Input list with fewer than 3 points
How to Handle:
Return 0, as a triangle requires at least 3 points.
All points are collinear (lie on the same line)
How to Handle:
Return 0, as a degenerate triangle has zero area.
Duplicate points in the input list
How to Handle:
The area calculation formula will still work correctly; duplicates should not affect the maximum area found if they do not constitute one of the vertices of the maximum area triangle.
Integer overflow during area calculation with large coordinate values
How to Handle:
Use a data type capable of holding larger values (e.g., long) or floating-point numbers (e.g., double) for the area calculation.
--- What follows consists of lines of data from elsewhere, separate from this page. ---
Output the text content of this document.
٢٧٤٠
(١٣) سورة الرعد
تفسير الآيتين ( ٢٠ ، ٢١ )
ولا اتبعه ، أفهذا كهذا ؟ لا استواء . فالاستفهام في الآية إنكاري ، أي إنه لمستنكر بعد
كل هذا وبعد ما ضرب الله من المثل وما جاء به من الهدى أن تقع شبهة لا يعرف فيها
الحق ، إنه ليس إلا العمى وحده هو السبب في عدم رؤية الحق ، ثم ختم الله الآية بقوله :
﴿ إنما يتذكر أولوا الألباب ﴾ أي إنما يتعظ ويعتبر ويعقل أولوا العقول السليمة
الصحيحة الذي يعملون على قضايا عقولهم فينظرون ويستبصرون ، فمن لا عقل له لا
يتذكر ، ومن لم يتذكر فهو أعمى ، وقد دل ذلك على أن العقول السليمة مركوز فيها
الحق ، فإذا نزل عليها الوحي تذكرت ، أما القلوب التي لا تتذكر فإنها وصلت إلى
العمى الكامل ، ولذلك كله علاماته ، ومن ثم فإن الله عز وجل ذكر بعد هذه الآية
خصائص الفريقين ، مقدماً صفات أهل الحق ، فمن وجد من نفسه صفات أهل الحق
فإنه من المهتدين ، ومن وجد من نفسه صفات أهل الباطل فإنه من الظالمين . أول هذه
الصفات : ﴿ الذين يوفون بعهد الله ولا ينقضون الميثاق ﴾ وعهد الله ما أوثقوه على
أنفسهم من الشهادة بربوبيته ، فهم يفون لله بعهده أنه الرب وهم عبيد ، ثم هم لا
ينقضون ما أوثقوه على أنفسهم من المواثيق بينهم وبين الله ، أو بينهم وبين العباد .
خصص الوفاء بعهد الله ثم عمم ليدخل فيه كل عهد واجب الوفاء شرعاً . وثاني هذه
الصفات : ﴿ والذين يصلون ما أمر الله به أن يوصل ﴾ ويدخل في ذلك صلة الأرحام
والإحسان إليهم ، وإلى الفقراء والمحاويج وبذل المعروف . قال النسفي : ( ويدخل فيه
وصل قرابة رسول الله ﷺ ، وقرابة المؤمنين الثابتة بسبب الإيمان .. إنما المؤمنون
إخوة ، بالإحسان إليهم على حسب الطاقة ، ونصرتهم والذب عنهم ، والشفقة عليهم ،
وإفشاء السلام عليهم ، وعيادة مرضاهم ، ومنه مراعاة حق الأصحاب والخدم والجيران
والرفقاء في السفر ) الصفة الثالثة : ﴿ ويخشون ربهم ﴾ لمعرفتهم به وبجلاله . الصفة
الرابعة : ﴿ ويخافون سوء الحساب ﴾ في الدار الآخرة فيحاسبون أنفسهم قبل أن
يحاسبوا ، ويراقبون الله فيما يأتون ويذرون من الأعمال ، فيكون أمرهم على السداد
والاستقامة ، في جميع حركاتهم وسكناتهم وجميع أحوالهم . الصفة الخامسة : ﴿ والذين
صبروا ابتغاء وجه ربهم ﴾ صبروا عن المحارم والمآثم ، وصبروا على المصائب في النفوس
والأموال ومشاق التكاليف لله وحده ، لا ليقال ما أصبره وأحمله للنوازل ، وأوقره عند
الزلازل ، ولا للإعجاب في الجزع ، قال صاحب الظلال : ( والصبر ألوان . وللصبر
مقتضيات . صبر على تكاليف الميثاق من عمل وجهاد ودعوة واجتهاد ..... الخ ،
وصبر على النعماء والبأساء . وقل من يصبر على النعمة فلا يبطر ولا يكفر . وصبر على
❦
Floating-point precision issues when calculating area
How to Handle:
Use a small tolerance value when comparing areas to account for potential floating-point inaccuracies.
Input list contains points with very large absolute coordinate values
How to Handle:
Ensure that the chosen data types (e.g., int, long, double) can accommodate the range of coordinate values without overflow or loss of precision.
The three points that form the largest area triangle are close to being collinear
How to Handle:
Floating-point imprecision might affect which triangle is identified, but should generally converge to correct area.